How To Get Away With Murder – 3×13 It’s War – Recensione by S.

Con Annalise finalmente libera (più o meno) riprendono i giochi di potere e gli intrighi per vedere chi riesce a farla franca, e devo dire che gli ultimi minuti dell’episodio hanno ritrovato quel ritmo e quella suspense che ultimamente scarseggiavano.

In effetti, e me ne rendo conto solo ora, la seconda parte della stagione si è un tantino trascinata su se stessa; si è tenuta in piedi grazie alle magnifiche performance di Viola Davis, che forse mi hanno distratta dal resto, perché siamo a una settimana dal finale e io nemmeno ci avevo pensato, non è normale. Di solito, a una settimana dal finale siamo tutti rosi dall’ansia e dagli hashtag del momento cercando di elaborare teorie, qui invece il tempo è passato senza che nulla di particolare ci sconvolgesse.

Ma Murder ha ritrovato il suo smalto giusto in tempo, e dopo un breve momento in cui nulla succede, Annalise decide di minacciare tutto l’ufficio del procuratore e anche di denunciare la loro incompetenza al Gran Giurì. La cosa non porta a niente di concreto, se non una minaccia quanto meno assurda di pena di morte, ma almeno inizia a smuovere le cose in vista dell’udienza di Frank e Annalise. Dopo che per quattro episodi Bonnie, di professione avvocato, non ha cavato un ragno dal buco, ecco che arriva Frank, con la stessa competenza legale del mio gatto, e conquista tutto il tribunale, convince qualsiasi giudice e tutto il processo va a rotoli. Non ci interessa che sia veritiero, ci interessa che la maledetta Atwood sia messa alle strette! Ci va temporaneamente di mezzo Nate, che ha la sola colpa di essere il desiderio sessuale di tutte quelle che lo incontrano, ma ormai dovrebbe esserci abituato e in qualche modo se la caverà. Ora che tutte le prove contro di loro sono messe in dubbio, i nostri hanno davvero una concreta possibilità di rigirare la situazione a loro favore, e considerando che mancando solo due ore al finale conviene che si diano una mossa.

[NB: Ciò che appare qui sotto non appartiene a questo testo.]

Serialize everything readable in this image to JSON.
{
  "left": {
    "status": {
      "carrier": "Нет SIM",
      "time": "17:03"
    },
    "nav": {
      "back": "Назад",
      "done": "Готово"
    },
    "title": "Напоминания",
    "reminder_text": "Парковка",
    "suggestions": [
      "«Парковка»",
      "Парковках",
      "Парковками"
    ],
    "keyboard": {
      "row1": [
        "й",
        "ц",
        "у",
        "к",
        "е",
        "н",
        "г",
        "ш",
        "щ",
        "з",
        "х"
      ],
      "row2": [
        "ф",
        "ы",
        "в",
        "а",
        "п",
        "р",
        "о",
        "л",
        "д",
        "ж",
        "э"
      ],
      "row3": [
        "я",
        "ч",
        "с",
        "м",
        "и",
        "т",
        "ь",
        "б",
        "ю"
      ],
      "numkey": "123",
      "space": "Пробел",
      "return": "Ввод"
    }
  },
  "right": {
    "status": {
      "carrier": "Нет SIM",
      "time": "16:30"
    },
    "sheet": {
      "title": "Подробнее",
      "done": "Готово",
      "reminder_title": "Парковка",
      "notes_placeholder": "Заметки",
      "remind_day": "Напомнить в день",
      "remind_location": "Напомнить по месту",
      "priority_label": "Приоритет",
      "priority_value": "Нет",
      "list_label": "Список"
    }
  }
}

Infine, altre due rivelazioni servono a scompaginare le carte in tavola: la prima è che l’identità della fonte anonima della polizia, nientedimeno che la President Hargrove; simpatica come un calcio nella pancia dall’inizio alla fine. E, last but non least, il tradizionale flashback finale ci ha, inaspettatamente, sconvolti. L’insofferenza di Connor nei confronti di Annalise è sempre stata molto evidente, ma chi avrebbe mai pensato che ci fosse qualcosa dietro, se non la sua solita esasperazione per tutto quello che è successo? E invece ecco che all’improvviso proprio Connor, praticamente l’unico dei Keating Five che risulti simpatico, non ha un alibi per la notte in cui Wes è stato ucciso; non solo, era persino in casa Keating prima dell’incendio che cercava di rianimarlo! Dobbiamo dedurre che sia lui la persona che Laurel ha visto scappare dal seminterrato (certo che confondere Connor con Frank…)? Perché non ha mai detto di essere stato lì (e, quindi, di essere quasi morto?)? Cosa nascondi, Connor?? Il fatto che i Mahoney abbiano scoperto che Wes fosse figlio del loro patriarca punta chiaramente a loro come colpevoli, ma a questo punto sembrerebbe una scelta un po’ troppo scontata. D’altro canto, la mia mente non riesce a concepire che Connor o un altro del gruppo possa avere qualche colpa. Ho bisogno di sapere!!

Dopo qualche episodio sottotono, questa settimana non abbiamo nulla di cui lamentarci; abbiamo avuto quello a cui siamo abituati, ossia ottima recitazione e risvolti imprevisti della trama che, per quanto imponderabili o irrealistici, sono esattamente quello che ci aspettiamo da Murder.

Voto all’episodio: ♥♥♥ – Ma quante parrucche ha Annalise?